175 West Jackson
175 West Jackson, the Insurance Exchange Building in the heart of the financial district in downtown Chicago. Next to the Chicago Board of Trade and across the street from the Federal Reserve Bank of Chicago.
Designed in 1911 by legendary Chicago architect Daniel Burnham, same man who designed such architectural icons like the Flatiron Building in New York City, Union Station in Washington DC, London’s Selfridges department store.
When I look at this brick and terracotta facade I see order. I see pencil marks and ruler lines of the design made by a man in constant struggle for the order in the world of chaos.
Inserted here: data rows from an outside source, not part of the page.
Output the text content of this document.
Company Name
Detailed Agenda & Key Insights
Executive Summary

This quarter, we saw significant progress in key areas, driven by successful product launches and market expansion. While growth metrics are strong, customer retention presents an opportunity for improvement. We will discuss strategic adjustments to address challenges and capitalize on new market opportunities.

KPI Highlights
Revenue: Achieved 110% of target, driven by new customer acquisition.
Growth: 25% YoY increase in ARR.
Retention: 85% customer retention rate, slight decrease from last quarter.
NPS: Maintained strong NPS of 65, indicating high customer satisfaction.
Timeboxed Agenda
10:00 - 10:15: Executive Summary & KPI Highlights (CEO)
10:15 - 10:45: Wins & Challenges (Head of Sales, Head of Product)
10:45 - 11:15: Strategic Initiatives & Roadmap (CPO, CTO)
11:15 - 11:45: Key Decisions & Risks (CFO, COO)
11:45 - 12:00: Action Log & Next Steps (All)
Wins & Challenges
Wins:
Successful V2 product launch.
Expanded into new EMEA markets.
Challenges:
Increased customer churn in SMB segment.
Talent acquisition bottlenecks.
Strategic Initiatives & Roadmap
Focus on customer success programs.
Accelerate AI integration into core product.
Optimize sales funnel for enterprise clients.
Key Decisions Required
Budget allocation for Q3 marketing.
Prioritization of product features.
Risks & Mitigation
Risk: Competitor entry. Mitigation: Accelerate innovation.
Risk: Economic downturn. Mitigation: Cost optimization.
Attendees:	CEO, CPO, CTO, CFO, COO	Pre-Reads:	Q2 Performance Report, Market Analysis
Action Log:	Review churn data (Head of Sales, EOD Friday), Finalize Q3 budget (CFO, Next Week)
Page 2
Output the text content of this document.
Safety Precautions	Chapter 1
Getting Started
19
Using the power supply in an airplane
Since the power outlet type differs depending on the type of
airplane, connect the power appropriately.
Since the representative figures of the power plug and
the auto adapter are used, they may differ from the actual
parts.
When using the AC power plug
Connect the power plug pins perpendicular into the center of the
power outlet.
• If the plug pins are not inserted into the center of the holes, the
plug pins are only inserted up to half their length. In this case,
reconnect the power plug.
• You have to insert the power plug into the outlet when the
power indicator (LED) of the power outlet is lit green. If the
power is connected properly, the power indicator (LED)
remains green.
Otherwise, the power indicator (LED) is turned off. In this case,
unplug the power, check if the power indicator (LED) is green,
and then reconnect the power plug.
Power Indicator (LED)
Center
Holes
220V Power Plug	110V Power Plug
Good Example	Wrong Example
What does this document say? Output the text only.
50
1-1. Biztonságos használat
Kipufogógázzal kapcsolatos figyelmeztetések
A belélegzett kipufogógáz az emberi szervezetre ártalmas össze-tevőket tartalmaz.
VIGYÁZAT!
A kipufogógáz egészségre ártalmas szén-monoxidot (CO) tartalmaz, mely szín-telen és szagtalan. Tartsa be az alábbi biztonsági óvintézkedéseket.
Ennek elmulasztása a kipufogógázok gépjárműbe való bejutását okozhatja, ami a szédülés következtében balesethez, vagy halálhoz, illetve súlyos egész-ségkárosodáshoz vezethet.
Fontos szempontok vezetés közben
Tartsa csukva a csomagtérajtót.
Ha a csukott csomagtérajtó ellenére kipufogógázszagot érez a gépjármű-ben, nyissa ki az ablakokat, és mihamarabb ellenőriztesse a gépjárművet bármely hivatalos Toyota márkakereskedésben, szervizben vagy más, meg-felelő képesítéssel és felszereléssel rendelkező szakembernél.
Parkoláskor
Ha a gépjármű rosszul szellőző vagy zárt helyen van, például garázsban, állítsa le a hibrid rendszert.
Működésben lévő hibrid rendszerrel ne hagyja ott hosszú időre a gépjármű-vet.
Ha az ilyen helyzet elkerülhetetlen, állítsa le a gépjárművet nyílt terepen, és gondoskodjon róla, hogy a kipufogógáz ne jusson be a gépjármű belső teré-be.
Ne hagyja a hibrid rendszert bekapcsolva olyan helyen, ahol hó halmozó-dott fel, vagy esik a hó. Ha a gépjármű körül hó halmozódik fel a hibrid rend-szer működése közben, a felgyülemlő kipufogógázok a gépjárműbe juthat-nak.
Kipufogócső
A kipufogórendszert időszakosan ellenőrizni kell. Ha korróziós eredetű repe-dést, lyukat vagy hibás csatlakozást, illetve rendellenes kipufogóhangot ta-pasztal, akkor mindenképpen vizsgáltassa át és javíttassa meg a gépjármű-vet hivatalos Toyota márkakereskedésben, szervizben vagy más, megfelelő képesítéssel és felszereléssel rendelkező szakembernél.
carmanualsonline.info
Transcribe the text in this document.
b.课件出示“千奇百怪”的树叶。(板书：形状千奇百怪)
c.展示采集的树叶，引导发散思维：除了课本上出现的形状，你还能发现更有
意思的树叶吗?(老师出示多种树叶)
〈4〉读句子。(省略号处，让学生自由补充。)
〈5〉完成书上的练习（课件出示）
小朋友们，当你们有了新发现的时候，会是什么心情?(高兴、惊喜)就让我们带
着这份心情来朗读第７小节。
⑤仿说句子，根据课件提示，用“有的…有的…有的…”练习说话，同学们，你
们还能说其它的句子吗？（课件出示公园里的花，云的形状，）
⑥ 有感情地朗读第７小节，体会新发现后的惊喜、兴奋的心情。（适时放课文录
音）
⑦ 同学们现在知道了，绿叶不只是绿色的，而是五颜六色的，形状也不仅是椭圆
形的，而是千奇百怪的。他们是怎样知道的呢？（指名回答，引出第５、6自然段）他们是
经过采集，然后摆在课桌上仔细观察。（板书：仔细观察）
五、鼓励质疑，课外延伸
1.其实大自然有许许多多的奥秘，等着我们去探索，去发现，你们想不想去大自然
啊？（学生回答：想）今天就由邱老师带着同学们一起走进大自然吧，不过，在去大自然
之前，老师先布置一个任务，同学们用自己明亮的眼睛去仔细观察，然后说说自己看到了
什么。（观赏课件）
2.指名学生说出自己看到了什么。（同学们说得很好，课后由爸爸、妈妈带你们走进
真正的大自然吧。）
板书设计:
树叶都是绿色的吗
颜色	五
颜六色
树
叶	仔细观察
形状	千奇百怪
Order is when everything is certain.
Order is tribe, religion, hearth, home and country. It’s the warm, secure living room where the fireplace glows and the children play. It’s the flag of the nation. It’s the value of the currency. Order is the floor beneath your feet, and the plan for the day.
Order is the place where the behavior of the world matches our expectations and our desires. The place where all things turn out the way we want them to be. We feel stable, calm and competent.
Chaos is the domain of ignorance.
It is the stranger, the rustle in the bushes in the dark, the monster under your bed, the anger of your mother, the sickness of your child. Chaos is the despair and horror you feel when you have been profoundly betrayed.
It is the place you end up when things fall apart, when your dreams die, your career collapses, your marriage dies.
Chaos is when we don’t know where we are. Chaos is when we don’t know what we are doing. (Jordan B Peterson).
Architects are the creators of order. They protect us from chaos. They give us hope that we’ll be safe inside when despair and horror rage outside the walls of our shelter.